Capital gains increase means it’s time to look beyond selling shares to finance new investments

By James Mungovan, Chief Executive Officer, Europe, EquitiesFirst

7 January 2025

The increases in UK Capital Gains Tax (CGT) announced in last year’s budget change the calculus for investors who are looking to raise capital for new ventures.

Realising profits on equity portfolios in order to fund new investments has become a much more costly option, and slowing investment in UK companies could be one of the budget’s unintended consequences. The business community itself certainly didn’t receive the budget with much enthusiasm: an Institute of Directors poll found that two-thirds of respondents felt negatively about it – and did not believe it would support growth.

But there are plenty of other factors that determine whether investors and entrepreneurs decide to make a particular investment. The Institute for Public Policy Research (IPRR) argues that there are in fact much more important issues than CGT, such as market opportunities, broader economic conditions and access to financing.

It’s also clear that companies, entrepreneurs and investors still see opportunity in the UK. In spite of the pervasive fiscal gloom, Britain offers a wide spectrum of attractive investment prospects. The government’s International Investment Summit, held earlier in October 2024, secured billions of pounds of investments in sectors from data centres to life sciences. The entrepreneurs I talk to see no shortage of opportunities to put capital to work in the UK.

Furthermore, it looks like economic conditions are becoming more constructive. Inflation is moderating and the Bank of England’s second rate cut this year, on November 7, led to an upgrade in the IMF’s growth outlook for 2024 and 2025.

But access to financing for the investment required to reignite growth remains a concern – and one that the new government itself highlighted in its Invest 2035 paper on a “modern industrial strategy” for the UK.  Many banks remain unwilling to provide financing for the equity investments needed to drive growth.

This is of course a continent-wide problem that could well get worse before it gets better – even though interest rates are finally on the way down. After two years of successive tightening, banks in the UK and the euro area reported that the supply of credit remained largely unchanged in the third quarter of 2024, as revealed by the latest bank lending surveys released by the Bank of England and the European Central Bank.

At the same time, demand for loans among both corporates and consumers should pick up  because of declining interest rates. This suggests that the gap between supply and demand could widen and that businesses are potentially facing even more difficulties in accessing credit at a time when insolvencies are still rising.

Moreover, the Bank of England has warned that the UK is still very much at risk of an intensified credit crunch because of the vulnerable state of financial markets. If businesses are starved of capital to invest in growth, the economy’s nascent recovery could stall.

Meanwhile, securing funding from private equity or venture capital investors could also become more difficult now that capital gains tax on “carried interest” — the profit earned on the sale of private market assets — is set to rise from a current 28% to 32% from April 2025. The government has also proposed further reforms from April 2026 that are likely to raise this rate further.

Non-bank lending is filling the void

Against this backdrop, the private credit market has been providing a much-needed funding lifeline for entrepreneurs and high net-worth individuals who need liquidity for investments.

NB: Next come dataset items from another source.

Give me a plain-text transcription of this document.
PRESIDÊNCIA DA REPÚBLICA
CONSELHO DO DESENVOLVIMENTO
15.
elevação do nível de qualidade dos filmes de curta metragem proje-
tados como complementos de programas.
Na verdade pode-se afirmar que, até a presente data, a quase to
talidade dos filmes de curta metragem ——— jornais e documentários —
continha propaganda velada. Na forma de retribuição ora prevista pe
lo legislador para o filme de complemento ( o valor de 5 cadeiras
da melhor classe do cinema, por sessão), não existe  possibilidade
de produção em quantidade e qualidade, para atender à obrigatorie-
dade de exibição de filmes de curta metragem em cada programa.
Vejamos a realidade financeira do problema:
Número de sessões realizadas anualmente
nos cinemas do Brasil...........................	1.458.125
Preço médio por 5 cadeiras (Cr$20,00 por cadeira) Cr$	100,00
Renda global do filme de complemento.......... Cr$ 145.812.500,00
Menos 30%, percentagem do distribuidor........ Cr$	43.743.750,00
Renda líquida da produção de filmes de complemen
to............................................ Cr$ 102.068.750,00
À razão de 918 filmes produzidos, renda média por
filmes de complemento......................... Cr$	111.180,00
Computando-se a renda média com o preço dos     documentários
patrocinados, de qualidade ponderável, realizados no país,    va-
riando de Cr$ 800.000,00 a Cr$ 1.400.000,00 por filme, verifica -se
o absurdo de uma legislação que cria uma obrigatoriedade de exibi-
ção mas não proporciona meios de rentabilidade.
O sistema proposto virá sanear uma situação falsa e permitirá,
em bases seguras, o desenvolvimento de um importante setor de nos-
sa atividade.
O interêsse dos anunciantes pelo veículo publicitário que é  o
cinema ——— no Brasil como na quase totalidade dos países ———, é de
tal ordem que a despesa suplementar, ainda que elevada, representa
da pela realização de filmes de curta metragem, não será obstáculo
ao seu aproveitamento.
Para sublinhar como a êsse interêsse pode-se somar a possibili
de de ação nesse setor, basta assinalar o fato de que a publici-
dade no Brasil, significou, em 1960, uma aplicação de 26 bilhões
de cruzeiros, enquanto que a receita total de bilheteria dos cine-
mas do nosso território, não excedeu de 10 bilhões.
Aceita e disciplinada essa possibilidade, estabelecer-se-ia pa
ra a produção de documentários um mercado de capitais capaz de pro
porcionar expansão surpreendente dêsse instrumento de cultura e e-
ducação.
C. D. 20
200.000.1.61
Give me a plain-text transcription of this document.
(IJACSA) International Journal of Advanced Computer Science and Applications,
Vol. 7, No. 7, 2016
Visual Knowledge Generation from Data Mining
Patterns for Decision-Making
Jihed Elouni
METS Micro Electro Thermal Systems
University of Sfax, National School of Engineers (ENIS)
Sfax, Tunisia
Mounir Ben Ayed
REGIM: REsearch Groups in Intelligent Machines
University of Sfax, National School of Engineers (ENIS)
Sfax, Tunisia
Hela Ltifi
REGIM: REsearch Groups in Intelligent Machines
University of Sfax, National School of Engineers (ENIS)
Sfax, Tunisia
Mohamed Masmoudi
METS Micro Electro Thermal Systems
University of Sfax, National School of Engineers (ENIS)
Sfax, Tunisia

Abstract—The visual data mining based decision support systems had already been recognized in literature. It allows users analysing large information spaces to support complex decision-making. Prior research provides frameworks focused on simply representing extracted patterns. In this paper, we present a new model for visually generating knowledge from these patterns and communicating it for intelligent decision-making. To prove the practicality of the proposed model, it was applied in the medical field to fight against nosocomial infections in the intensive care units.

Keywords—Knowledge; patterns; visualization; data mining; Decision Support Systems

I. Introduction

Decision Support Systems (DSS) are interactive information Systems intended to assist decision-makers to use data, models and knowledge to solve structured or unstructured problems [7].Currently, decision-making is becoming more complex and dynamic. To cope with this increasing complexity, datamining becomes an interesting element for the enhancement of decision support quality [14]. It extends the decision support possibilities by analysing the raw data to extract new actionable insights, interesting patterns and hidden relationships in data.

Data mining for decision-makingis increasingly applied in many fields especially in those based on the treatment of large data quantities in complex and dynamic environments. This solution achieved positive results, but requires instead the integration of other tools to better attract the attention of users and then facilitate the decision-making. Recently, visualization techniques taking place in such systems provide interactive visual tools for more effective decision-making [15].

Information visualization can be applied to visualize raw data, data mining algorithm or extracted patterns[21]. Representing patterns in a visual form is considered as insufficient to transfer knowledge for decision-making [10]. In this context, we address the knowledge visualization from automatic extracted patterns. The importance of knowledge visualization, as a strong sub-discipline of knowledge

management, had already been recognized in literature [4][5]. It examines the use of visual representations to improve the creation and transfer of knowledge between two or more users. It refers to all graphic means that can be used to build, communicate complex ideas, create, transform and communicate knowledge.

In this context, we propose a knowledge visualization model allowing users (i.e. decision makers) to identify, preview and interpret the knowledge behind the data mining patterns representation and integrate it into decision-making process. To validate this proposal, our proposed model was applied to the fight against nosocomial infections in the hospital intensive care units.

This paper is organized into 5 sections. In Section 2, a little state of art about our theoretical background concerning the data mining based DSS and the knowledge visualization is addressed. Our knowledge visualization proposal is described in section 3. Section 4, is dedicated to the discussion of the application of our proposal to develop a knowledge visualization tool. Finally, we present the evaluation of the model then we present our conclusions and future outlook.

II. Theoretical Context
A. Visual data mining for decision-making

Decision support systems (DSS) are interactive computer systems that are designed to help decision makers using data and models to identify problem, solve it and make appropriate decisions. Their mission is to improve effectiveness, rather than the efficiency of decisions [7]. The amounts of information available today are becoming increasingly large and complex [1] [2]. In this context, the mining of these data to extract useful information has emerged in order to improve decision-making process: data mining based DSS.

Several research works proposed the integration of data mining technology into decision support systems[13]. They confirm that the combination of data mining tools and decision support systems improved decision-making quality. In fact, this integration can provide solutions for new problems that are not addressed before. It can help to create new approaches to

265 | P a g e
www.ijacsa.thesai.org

According to the Bank of England, non-bank financiers contributed nearly all of the roughly £425 billion net increase in lending to British businesses between 2008 to 2023.

As private credit grows, it is becoming much more diverse. One of the hottest areas in a market now worth nearly $2.5 trillion globally is so-called specialty finance, which allows borrowers to raise capital against a range of financial assets like mortgages and other loan portfolios.

Individuals who are major shareholders in listed companies can also turn to specialist financiers to raise financing against their stock portfolios, allowing them to hold on to those core, long-term investments at the same time as accessing liquidity for new capital commitments.

Tax advisors like to stress that CGT is a “voluntary” levy. Unlike income tax, significant shareholders in listed companies can simply choose to avoid it by not selling their holdings.

You may believe that UK equities will gain value over the next few years as growth improves and the Chancellor’s proposed pension fund reforms bring a new driver of demand for UK assets. Or, like companies from DP World to Iberdrola, you may see opportunities ahead for investment in Britain.

You may also be undeterred by reports that investors sold off nearly GBP1 billion from UK equity funds in the month leading up to the budget. After all, that can’t even be considered a rounding error relative to the London Stock Exchange’s GBP4.4 trillion market capitalization – and the lion’s share of UK equities are owned and traded by institutional investors who are not subject to CGT.

And you may also have a view that CGT may come down again one day, when the political cycle turns once more.

Holding any of these convictions would support the case for holding on to core, long-term investments and looking beyond equity sales and bank lending when it comes to funding new investment opportunities in the UK.